= Burns & Wilcox =

Insurance broker

Burns & Wilcox is an independent insurance wholesale broker and managing underwriter founded in 1969 by Herbert W. Kaufman. Its corporate headquarters is located in Farmington Hills, Michigan. Burns & Wilcox, previously a public company, is family run with Kaufman's son Alan Jay Kaufman serving as chairman, president, and CEO.
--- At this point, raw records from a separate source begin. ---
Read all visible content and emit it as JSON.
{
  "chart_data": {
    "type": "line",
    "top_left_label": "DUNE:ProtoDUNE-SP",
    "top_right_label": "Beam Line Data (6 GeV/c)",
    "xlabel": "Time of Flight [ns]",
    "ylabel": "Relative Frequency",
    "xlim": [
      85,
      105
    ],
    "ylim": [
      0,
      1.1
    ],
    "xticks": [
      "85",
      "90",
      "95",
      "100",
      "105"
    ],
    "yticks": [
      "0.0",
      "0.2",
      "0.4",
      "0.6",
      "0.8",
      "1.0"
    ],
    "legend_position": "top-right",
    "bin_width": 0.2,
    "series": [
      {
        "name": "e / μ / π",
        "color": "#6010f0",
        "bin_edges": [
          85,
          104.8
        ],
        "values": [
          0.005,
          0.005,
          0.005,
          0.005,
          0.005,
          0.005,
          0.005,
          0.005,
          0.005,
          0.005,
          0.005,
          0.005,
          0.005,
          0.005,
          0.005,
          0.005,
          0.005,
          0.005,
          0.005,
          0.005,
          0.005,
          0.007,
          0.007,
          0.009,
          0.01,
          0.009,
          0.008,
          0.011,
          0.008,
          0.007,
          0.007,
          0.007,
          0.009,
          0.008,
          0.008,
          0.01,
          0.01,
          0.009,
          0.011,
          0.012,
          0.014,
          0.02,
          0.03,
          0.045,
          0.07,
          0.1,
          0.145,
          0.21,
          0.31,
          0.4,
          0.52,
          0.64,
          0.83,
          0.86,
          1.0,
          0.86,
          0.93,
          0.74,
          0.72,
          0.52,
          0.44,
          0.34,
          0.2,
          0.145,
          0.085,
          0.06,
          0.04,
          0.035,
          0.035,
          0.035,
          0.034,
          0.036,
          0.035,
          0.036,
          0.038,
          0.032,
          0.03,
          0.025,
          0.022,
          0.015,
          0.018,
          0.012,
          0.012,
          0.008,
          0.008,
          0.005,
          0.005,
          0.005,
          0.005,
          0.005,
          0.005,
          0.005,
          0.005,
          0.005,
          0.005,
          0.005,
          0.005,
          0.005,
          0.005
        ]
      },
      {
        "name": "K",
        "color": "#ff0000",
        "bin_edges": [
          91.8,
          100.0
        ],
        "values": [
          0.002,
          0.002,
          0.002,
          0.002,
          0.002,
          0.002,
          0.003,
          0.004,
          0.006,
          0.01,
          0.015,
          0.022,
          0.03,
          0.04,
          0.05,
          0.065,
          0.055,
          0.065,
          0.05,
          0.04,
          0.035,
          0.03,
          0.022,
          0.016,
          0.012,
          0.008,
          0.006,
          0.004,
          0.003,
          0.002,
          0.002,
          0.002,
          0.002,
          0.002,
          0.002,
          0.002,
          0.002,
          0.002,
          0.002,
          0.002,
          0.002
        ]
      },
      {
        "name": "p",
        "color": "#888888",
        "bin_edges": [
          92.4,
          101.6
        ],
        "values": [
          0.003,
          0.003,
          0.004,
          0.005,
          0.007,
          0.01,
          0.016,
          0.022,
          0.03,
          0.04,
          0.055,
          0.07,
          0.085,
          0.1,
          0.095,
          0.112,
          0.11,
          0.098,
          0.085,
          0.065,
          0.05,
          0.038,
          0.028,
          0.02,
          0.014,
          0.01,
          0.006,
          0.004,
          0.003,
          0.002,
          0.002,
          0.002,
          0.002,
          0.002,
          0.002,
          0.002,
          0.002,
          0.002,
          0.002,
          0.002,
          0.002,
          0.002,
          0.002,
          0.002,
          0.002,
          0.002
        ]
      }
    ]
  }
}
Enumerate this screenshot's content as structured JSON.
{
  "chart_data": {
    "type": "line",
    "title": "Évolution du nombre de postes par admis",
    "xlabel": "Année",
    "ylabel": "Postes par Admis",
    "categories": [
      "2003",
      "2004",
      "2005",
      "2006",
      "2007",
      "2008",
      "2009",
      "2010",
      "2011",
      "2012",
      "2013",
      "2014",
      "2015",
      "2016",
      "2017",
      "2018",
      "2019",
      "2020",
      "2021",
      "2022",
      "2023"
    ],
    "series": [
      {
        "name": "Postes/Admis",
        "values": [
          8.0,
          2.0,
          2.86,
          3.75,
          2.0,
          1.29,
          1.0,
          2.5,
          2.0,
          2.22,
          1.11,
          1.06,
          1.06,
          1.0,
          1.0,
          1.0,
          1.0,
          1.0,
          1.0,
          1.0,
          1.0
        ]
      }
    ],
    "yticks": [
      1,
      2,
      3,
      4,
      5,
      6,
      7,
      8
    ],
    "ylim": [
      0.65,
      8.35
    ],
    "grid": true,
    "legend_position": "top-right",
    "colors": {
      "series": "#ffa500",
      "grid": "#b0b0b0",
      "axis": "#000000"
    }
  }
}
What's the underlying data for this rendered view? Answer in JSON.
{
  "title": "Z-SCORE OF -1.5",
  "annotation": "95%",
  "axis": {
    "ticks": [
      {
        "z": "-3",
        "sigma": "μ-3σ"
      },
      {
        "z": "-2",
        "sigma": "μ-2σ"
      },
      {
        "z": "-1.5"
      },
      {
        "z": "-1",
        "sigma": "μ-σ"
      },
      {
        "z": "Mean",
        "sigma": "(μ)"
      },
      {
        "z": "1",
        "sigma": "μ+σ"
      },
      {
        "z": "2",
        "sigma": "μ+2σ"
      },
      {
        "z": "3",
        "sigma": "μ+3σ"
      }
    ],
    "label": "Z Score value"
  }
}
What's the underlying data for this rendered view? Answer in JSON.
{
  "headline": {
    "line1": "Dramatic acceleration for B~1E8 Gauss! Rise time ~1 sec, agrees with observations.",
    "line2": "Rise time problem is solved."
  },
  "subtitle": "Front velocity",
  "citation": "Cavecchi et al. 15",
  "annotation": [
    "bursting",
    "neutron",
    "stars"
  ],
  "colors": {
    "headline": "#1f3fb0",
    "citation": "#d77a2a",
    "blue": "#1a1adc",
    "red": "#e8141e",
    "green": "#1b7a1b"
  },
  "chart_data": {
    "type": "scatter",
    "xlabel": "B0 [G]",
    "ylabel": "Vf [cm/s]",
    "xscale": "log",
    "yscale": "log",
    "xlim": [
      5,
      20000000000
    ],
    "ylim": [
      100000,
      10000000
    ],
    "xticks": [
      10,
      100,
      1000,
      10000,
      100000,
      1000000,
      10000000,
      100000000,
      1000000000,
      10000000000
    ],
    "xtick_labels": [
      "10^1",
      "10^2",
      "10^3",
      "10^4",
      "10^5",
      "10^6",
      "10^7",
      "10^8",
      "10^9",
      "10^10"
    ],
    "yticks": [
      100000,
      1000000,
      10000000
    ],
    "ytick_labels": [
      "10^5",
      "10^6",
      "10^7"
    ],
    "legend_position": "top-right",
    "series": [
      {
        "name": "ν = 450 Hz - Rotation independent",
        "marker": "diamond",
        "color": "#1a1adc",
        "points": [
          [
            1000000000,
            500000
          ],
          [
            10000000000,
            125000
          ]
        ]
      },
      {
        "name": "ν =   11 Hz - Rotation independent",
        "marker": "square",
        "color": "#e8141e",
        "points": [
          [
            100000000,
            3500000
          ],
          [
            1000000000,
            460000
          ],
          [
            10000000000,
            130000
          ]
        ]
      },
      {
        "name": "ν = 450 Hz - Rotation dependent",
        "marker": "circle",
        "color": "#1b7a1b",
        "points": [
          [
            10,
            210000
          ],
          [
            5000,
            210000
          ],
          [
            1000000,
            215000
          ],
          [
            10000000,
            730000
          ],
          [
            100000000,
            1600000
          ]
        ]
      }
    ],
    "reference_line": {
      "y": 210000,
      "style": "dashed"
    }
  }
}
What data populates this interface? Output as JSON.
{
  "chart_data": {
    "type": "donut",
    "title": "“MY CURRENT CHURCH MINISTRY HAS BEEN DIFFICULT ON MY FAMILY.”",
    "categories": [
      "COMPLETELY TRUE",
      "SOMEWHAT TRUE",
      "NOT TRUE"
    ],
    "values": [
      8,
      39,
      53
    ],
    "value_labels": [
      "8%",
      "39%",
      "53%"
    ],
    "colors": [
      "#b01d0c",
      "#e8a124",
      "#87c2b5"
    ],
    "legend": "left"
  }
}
In February 2020, the company announced the expansion and renovation of its Houston office to support continued growth. Kaufman Real Estate Management, a subsidiary of Burns & Wilcox parent company H.W. Kaufman Group, will curate the new office.

==H.W. Kaufman Financial Group==
H.W. Kaufman Financial Group is the parent company of Burns & Wilcox. It employs over 2,000 employees in the finance and insurance industries. Burns & Wilcox Brokerage, a brokerage firm based in San Francisco, CA that opened in 2010, also belongs to the H.W. Kaufman Financial Group.

==Employees==
- In 2011, the National Association of Insurance Women named Melanie Elias, director of claims, International Claims Professional of the Year.
- Ernst & Young selected H.W. Kaufman Financial Group CEO, chairman, and president Alan Jay Kaufman as a regional winner in their Entrepreneur of the Year program for the Michigan and Northwest Ohio Business Services category in July 2011.
- Director of Professional Lines David Derigiotis teaches a "webinar" for Insurance Journal's Academy of Insurance.
- In May 2020, Linda Koos was added in the team as vice president and managing director.

==Sponsorships==
In 2017, Burns & Wilcox signed a sponsorship agreement with Olympia Entertainment and the Detroit Red Wings. In 2018, the company announced its sponsorship of the Detroit Red Wings co-captain Justin Abdelkader. Burns & Wilcox also sponsors 2018 Players Championship at TPC Sawgrass winner Webb Simpson, 2021 Genesis Open winner Max Homa, and 2016 PGA Champion Jimmy Walker.